As the technology industry races to deploy data centers needed to roll out technologies like generative artificial intelligence, quickly accessing the massive amounts of electricity needed for the centers has become a critical problem.

Connecting data centers directly to power plants, in an arrangement known as co-location, has presented a fast way to access large amounts of electricity, instead of toiling for years in queues to connect to the broader grid.

“I believe that the federal government, including this agency, should be doing the very best it can to nurture and foster their development,” said FERC Chairman Willie Phillips, adding that he considered the AI centers were vital to national security and the country’s economy.

The arrangements have sparked concerns that the co-located centers will increase power bills for everyday customers by using grid infrastructure and services paid for by the public. Co-located data centers have also raised reliability questions, in part, by diverting steady power from the grid or potentially sucking electricity from the system if the neighboring power plant goes down.

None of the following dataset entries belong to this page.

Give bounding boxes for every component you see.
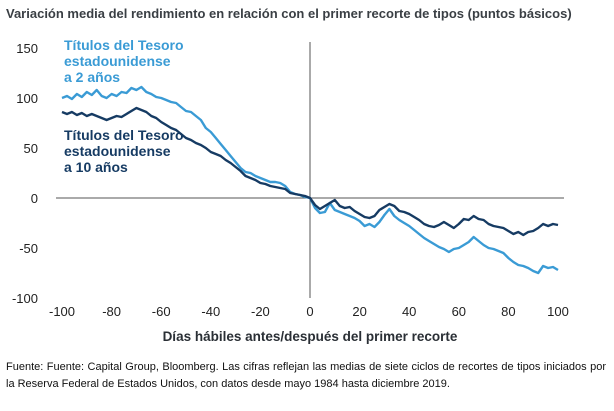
series-label-2y: estadounidense <box>64 53 171 69</box>
source-note: Fuente: Fuente: Capital Group, Bloomberg… <box>6 361 606 390</box>
x-tick-label: -60 <box>152 304 171 319</box>
x-tick-label: -20 <box>251 304 270 319</box>
x-tick-label: 80 <box>501 304 515 319</box>
x-tick-label: 20 <box>352 304 366 319</box>
y-axis-ticks: 150 100 50 0 -50 -100 <box>12 41 38 306</box>
series-label-2y: a 2 años <box>64 69 120 85</box>
series-label-10y: a 10 años <box>64 159 128 175</box>
chart-title: Variación media del rendimiento en relac… <box>6 6 572 21</box>
x-tick-label: 0 <box>306 304 313 319</box>
x-tick-label: -100 <box>49 304 75 319</box>
y-tick-label: -50 <box>19 241 38 256</box>
y-tick-label: -100 <box>12 291 38 306</box>
x-tick-label: 40 <box>402 304 416 319</box>
series-label-10y: estadounidense <box>64 143 171 159</box>
y-tick-label: 150 <box>16 41 38 56</box>
y-tick-label: 100 <box>16 91 38 106</box>
x-tick-label: 100 <box>547 304 569 319</box>
y-tick-label: 50 <box>24 141 38 156</box>
x-axis-ticks: -100 -80 -60 -40 -20 0 20 40 60 80 100 <box>49 304 569 319</box>
series-lines <box>61 85 559 275</box>
x-tick-label: -40 <box>201 304 220 319</box>
y-tick-label: 0 <box>31 191 38 206</box>
line-chart: 150 100 50 0 -50 -100 -100 -80 -60 -40 -20 0 20 40 60… <box>12 37 569 344</box>
series-label-2y: Títulos del Tesoro <box>64 37 184 53</box>
x-tick-label: 60 <box>452 304 466 319</box>
series-line-10y <box>61 106 559 237</box>
series-label-10y: Títulos del Tesoro <box>64 127 184 143</box>
x-tick-label: -80 <box>102 304 121 319</box>
x-axis-label: Días hábiles antes/después del primer re… <box>163 329 458 344</box>
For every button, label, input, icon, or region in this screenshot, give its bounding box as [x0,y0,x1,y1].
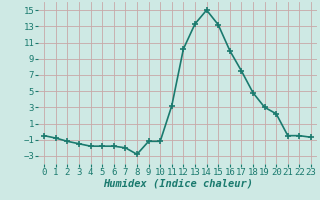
X-axis label: Humidex (Indice chaleur): Humidex (Indice chaleur) [103,179,252,189]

“Does the customer get to still draw power from the grid? Because if it does, that’s going to have a huge impact,” said Commissioner Mark Christie.

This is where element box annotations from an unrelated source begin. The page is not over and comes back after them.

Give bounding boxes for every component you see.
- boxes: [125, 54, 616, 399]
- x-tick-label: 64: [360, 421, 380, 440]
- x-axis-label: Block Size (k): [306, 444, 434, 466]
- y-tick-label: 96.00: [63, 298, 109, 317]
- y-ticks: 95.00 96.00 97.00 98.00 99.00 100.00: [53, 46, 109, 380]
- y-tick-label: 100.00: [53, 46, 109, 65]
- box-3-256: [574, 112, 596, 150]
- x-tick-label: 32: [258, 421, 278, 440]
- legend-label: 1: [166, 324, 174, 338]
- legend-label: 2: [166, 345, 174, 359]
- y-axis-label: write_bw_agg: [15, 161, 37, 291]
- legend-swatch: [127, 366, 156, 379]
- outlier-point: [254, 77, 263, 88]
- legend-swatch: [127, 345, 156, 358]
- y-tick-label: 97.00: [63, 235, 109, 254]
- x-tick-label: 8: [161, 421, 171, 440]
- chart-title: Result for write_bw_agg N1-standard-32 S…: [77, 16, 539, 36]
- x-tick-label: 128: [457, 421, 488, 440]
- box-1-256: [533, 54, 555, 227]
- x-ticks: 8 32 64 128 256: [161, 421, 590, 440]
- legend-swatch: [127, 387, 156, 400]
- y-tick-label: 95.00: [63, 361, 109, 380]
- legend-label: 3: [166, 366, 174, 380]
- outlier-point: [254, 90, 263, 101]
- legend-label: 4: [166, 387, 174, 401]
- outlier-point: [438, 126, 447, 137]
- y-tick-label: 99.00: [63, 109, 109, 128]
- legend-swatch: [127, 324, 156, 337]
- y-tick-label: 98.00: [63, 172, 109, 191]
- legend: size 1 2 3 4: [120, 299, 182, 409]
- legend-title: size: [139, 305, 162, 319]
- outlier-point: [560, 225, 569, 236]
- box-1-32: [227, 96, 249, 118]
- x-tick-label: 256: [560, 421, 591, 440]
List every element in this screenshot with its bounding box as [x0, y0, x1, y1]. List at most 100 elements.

The technical conference could lead to new guidelines for who is responsible for certain costs related to co-located data centers and how the centers are governed.

FERC is also currently gathering details on a regulatory battle being waged by electric utilities over a co-located Amazon (NASDAQ:AMZN) data center at a Talen Energy nuclear power plant in Pennsylvania. Talen’s interconnection agreement for the center is being opposed by utilities Exelon (NASDAQ:EXC) and American Electric power, and FERC’s decision could set a precedent for similar deals.